Dramatists relish vicissitude; poets relish solitude

While society keeps moving at a faster subjective rate, the mind of the thinker hasn’t changed much since Jefferson’s 4 mph world two hundred years ago. Technology has made continuous transatlantic “thought” a reality – a professor in England can have an instantaneous exchange of ideas with a lecture hall full of America’s future leaders, who can all but smell the cup of Earl Grey that he’s sipping on while extolling the virtues of quantum theory. However, this modernization isn’t without a downside.

It seems that in this age of digital alchemy, we’ve been muted and veritably turned into stone. By this I mean, the focus has shifted from the ends (i.e., the subject matter) to the means (i.e., the technological wizardry that would even cause Tesla to raise an eyebrow). With so much information being transmitted all of the time, one arrives at a plateau that I like to refer to as sensory disarray.

Sensory disarray is a direct consequence of too much sensory input flooding the senses at one time. The result is that the senses literally cannot keep up with the workload. Critics might argue that certain neural mechanisms have evolved and that our twenty-first century minds are vastly different than the mind of, let’s say, Goethe.

This argument is completely fallacious, however, it’s worth exploring in greater detail because it does contain within a little bit of truth.

It takes millions of years for very simple neural mechanisms to evolve; much less those involved with higher ordered thinking skills or our senses. Since the flow of information has exponentially grown every year for the last twenty, it’s implausible to believe that our brains have completely adapted in a mere generation! Hypothetically, if our brains are fully adapted, then why would the subjective rate at which information flows, appear to get faster and faster? If our senses could actually keep up with this increased stimulation, we wouldn’t subjectively notice a faster rate. In fact, we wouldn’t notice any change at all.

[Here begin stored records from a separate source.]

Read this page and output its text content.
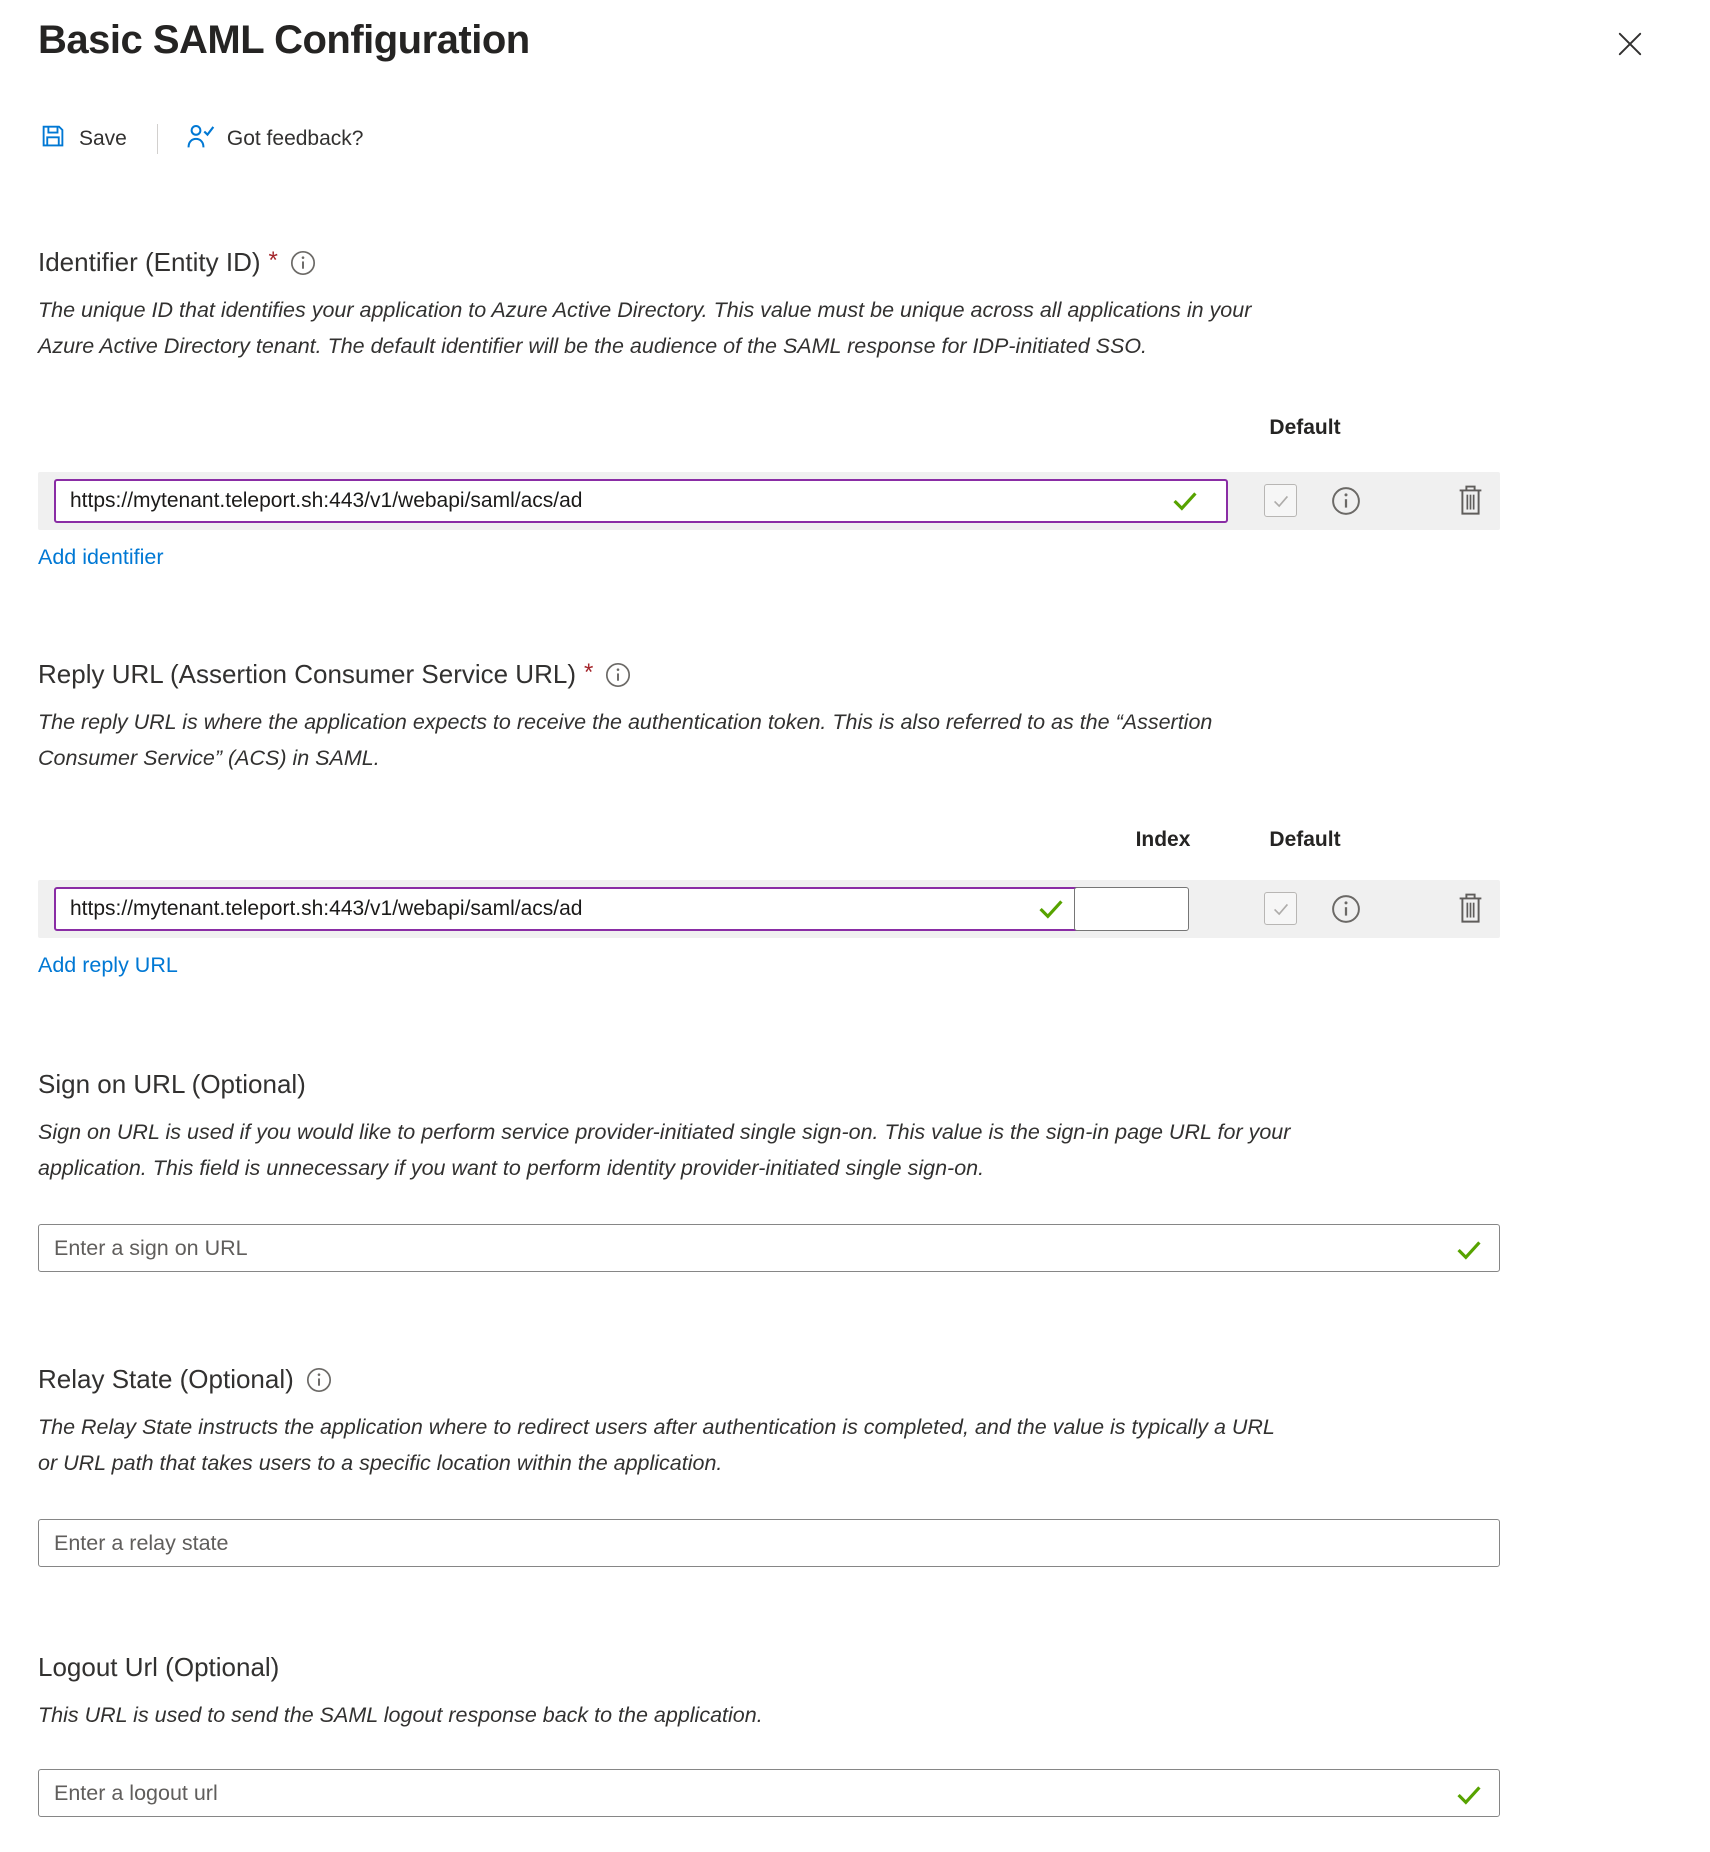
Basic SAML Configuration
Save	Got feedback?
Identifier (Entity ID) *
The unique ID that identifies your application to Azure Active Directory. This value must be unique across all applications in your Azure Active Directory tenant. The default identifier will be the audience of the SAML response for IDP-initiated SSO.
Default
https://mytenant.teleport.sh:443/v1/webapi/saml/acs/ad
Add identifier
Reply URL (Assertion Consumer Service URL) *
The reply URL is where the application expects to receive the authentication token. This is also referred to as the “Assertion Consumer Service” (ACS) in SAML.
Index	Default
https://mytenant.teleport.sh:443/v1/webapi/saml/acs/ad
Add reply URL
Sign on URL (Optional)
Sign on URL is used if you would like to perform service provider-initiated single sign-on. This value is the sign-in page URL for your application. This field is unnecessary if you want to perform identity provider-initiated single sign-on.
Enter a sign on URL
Relay State (Optional)
The Relay State instructs the application where to redirect users after authentication is completed, and the value is typically a URL or URL path that takes users to a specific location within the application.
Enter a relay state
Logout Url (Optional)
This URL is used to send the SAML logout response back to the application.
Enter a logout url
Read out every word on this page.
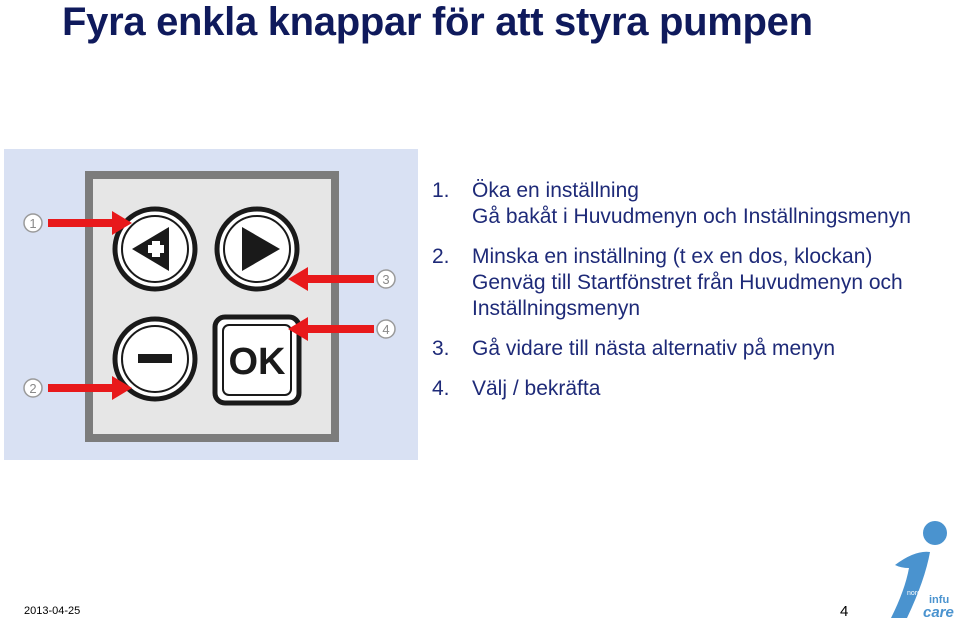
Fyra enkla knappar för att styra pumpen
OK
1
2
3
4
1.	Öka en inställning
Gå bakåt i Huvudmenyn och Inställningsmenyn
2.	Minska en inställning (t ex en dos, klockan)
Genväg till Startfönstret från Huvudmenyn och
Inställningsmenyn
3.	Gå vidare till nästa alternativ på menyn
4.	Välj / bekräfta
2013-04-25	4
nordic
infu
care
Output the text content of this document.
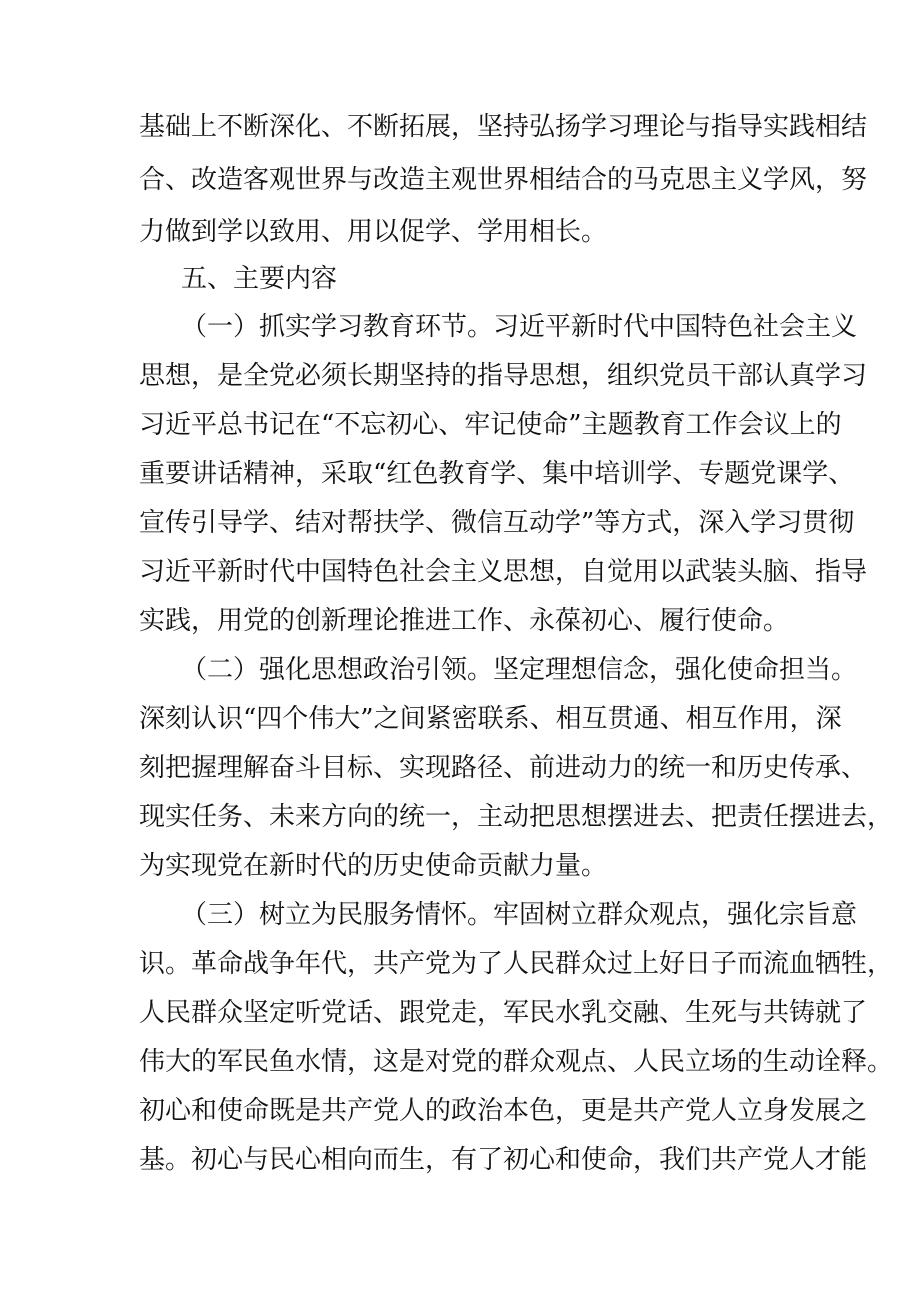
基础上不断深化、不断拓展，坚持弘扬学习理论与指导实践相结
合、改造客观世界与改造主观世界相结合的马克思主义学风，努
力做到学以致用、用以促学、学用相长。
五、主要内容
（一）抓实学习教育环节。习近平新时代中国特色社会主义
思想，是全党必须长期坚持的指导思想，组织党员干部认真学习
习近平总书记在“不忘初心、牢记使命”主题教育工作会议上的
重要讲话精神，采取“红色教育学、集中培训学、专题党课学、
宣传引导学、结对帮扶学、微信互动学”等方式，深入学习贯彻
习近平新时代中国特色社会主义思想，自觉用以武装头脑、指导
实践，用党的创新理论推进工作、永葆初心、履行使命。
（二）强化思想政治引领。坚定理想信念，强化使命担当。
深刻认识“四个伟大”之间紧密联系、相互贯通、相互作用，深
刻把握理解奋斗目标、实现路径、前进动力的统一和历史传承、
现实任务、未来方向的统一，主动把思想摆进去、把责任摆进去，
为实现党在新时代的历史使命贡献力量。
（三）树立为民服务情怀。牢固树立群众观点，强化宗旨意
识。革命战争年代，共产党为了人民群众过上好日子而流血牺牲，
人民群众坚定听党话、跟党走，军民水乳交融、生死与共铸就了
伟大的军民鱼水情，这是对党的群众观点、人民立场的生动诠释。
初心和使命既是共产党人的政治本色，更是共产党人立身发展之
基。初心与民心相向而生，有了初心和使命，我们共产党人才能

That aside, I agree with the critics that our minds are different than that of, for example, Johann Wolfgang von Goethe’s mind. Obviously, Goethe had to possess more than a television-commercial attention span to write Faust. This implies that he could, indeed, concentrate—a rare commodity in this day in age. Since Faust is widely considered to be one of the masterpieces of world literature, it must have taken a tremendous amount of perseverance and inspiration. Goethe writes, “One can be instructed in society, one is inspired only in solitude.”

Ah, solitude. That beautiful, little word that is synonymous in our society with ‘loneliness’ and ‘boredom’. Why does ‘solitude’ today have such negative connotations? Perhaps, in a consumer-based society, everything that is new is equated to being ‘good’. This reasoning extends beyond products and is now equally applicable to people. Most likely, one of the first images that pops into your head when you think of ‘solitude’ is that of an older person, sitting alone, befriended only by the insufferable silence of life slowing down. This couldn’t be further from the truth.

Solitude enables introspection, creativity and individuality—without which the world would be even more homogenized than it is. Embrace the moments of solitude, for they are few and far between. Cherish these moments, for they are the only time when one feels the pulse of the world; the only time when one feels really alive.